The statement was released the day after the top Palestinian negotiator, Saeb Erakat, sent a letter to EU foreign policy chief Catherine Ashton, urging the body to back Palestinian Authority attempts to gain international recognition of a sovereign state.

Brazil, Argentina and Uruguay have all moved to recognize an independent Palestinian state in recent weeks, and Palestinian Authority officials are hoping to convince more countries to follow suit.

Both the Isareli and the American governments have opposed such moves insisting that the only way forward is though continued negotiations.

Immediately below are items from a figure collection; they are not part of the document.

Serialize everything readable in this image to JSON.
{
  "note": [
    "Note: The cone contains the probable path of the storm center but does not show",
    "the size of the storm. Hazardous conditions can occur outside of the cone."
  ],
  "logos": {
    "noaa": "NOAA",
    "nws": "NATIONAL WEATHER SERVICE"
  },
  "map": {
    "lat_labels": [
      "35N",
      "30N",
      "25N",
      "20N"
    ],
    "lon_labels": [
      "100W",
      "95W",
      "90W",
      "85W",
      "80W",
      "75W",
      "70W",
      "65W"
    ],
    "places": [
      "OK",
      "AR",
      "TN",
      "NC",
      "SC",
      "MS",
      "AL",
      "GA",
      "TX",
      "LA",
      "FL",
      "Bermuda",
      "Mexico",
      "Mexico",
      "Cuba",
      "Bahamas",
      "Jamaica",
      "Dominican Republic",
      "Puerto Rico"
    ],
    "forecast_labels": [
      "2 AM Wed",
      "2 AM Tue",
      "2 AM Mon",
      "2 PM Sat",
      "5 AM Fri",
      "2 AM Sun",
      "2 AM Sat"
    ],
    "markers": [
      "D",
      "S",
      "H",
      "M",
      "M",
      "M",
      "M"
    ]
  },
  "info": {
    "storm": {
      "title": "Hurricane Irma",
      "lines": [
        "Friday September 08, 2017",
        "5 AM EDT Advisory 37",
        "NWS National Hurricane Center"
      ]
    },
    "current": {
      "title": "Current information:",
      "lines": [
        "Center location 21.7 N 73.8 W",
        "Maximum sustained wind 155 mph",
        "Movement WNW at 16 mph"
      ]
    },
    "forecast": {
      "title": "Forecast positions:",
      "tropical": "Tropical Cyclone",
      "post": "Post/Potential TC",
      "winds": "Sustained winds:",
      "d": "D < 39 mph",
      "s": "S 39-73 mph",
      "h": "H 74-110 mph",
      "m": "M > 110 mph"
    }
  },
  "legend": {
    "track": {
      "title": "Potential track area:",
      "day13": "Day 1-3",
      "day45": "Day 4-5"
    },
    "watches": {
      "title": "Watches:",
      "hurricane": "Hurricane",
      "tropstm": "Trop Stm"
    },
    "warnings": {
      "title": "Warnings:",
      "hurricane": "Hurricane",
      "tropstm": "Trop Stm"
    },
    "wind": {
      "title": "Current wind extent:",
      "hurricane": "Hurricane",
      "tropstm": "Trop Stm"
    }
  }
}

"There is no substitute for negotiations with Israel," Israeli government spokesman Mark Regev told CNN. "The fundamental cause of the of breakdown in talks was because of the consistent refusal of Palestinians to engage with Israel."

American sponsored talks between the two sides fell apart in September when Israel resumed settlement construction the in the occupied West Bank after a ten-month freeze.

Saeb Erakat told CNN that is the reason Palestinians would not return to the negotiating table.

"The Israeli government had the choice between settlements and peace and they chose settlements. And they alone are responsible for the derailment of the peace process," he said.

Earlier this month the Obama administration announced it would be abandoning efforts to persuade Israel to renew the settlement freeze as a precondition for jump-starting Israeli-Palestinian peace talks.

Instead the United States is now focusing its efforts on separate talks with each side in hopes of developing a framework agreement on core issues of the conflict that could lead to the resumption of peace talks.